Besides Finland, counterurbanization processes related to second home mobility occur in other Nordic countries and elsewhere. In our study we suggested a research procedure to acknowledge the role of temporary mobility in urban–rural population dynamics. The procedure was enabled by the availability of detailed statistical information on the distribution and use of second homes, and the existence of a georeferenced statistical database, which makes a direct application of the method elsewhere challenging. Furthermore, there are some reservations in terms of the data employed which affect the completeness of the analysis. The current study focused on domestic second home flows only, but there is also a growing number of transnational second homes which are invisible to domestic statistics. Also, the increasing diversity of technical forms and patterns of use of second homes makes the approximation of time spent there based on national averages inaccurate. Moreover, the study tells little about the local patterns of population dynamics in rural areas. In fact, most second homes are cottages built on purpose in scattered settlements outside of existing villages (Adamiak et al. 2015), so the depopulation of existing villages takes place simultaneously with the growth of seasonal settlements, leading together to a complex reconfiguration of the spatial structures of rural places rather than a direct replacement (or displacement) of permanent population by seasonal residents. Such limitations are inherent to quantitative research approach, as any pre-existing statistical data is biased by the strict definitions employed by statistical agencies, which can never acknowledge the full diversity of spatial and temporal dimensions of human mobility.

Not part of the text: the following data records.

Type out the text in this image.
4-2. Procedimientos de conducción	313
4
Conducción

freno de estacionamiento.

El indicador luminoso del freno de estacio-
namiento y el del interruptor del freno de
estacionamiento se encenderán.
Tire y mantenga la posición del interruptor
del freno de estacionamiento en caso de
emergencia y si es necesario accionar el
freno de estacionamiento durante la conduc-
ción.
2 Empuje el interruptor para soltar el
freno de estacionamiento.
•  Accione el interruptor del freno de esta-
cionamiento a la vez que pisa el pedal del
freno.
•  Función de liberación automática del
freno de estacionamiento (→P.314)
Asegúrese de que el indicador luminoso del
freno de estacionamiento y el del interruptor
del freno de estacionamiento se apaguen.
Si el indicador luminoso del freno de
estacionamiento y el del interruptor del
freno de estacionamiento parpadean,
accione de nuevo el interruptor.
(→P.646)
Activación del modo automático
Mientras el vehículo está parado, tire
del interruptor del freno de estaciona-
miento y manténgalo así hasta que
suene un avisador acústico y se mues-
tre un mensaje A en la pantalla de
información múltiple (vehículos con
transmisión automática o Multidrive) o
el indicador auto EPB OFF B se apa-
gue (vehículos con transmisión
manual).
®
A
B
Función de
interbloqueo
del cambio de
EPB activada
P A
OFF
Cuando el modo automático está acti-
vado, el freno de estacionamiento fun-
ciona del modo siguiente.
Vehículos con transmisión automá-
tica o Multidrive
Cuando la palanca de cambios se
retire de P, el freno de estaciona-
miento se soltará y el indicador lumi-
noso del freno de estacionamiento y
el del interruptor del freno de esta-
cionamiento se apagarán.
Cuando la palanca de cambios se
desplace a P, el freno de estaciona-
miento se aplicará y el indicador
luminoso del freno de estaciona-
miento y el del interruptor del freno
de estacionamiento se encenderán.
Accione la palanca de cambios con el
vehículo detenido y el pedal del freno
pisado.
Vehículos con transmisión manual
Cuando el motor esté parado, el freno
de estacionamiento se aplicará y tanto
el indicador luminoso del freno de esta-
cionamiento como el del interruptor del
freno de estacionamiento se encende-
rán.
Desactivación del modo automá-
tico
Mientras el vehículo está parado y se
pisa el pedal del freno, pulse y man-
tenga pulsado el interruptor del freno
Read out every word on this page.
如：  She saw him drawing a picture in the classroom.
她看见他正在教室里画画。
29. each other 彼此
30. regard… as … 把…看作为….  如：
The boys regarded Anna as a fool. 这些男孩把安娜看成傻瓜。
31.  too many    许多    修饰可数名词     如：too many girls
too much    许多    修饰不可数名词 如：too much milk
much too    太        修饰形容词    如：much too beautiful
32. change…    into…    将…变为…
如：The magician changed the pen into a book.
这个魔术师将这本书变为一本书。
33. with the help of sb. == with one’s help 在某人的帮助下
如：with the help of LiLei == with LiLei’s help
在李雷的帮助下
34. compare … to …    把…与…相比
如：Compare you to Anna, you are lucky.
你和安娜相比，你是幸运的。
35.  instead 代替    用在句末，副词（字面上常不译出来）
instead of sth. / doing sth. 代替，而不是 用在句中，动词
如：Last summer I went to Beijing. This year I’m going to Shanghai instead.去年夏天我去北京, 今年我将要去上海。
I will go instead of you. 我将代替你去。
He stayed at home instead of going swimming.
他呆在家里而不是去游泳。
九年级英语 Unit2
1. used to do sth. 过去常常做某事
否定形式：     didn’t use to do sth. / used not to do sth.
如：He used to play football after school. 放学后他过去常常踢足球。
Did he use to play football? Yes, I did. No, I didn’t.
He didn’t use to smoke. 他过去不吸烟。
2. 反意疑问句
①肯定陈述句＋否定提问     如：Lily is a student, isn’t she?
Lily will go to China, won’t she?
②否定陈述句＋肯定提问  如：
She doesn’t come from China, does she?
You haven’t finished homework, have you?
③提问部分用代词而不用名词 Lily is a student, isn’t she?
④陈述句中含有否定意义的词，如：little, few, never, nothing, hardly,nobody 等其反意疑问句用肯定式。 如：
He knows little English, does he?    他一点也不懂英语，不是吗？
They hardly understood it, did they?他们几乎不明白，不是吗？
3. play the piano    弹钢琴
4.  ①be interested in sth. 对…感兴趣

This study highlights the importance of including various forms of mobility in analysing and explaining the population dynamics. The traditional notions of singular and static place of residence, migration as a shift between such static states, and the population of an area as their aggregation are increasingly ineffective in capturing the diversity of forms of mobility, including these related to multiple dwelling. Different research approaches should be applied to describe and understand the complexity of population mobility: exploratory qualitative research should be accompanied by quantitative studies using various sources of data (spatial, register, survey) to provide usable data and overcome the problem of inflexibility of traditional measurements. A better integration is also needed between different research fields addressing the urban–rural population dynamics, including population studies, rural studies, and tourism studies. Deeper understanding about the directions, drivers and transformations of the population flows of various spatial and temporal scales is crucial in explaining the current population processes, as well as for addressing effective development policies to rural and urban areas.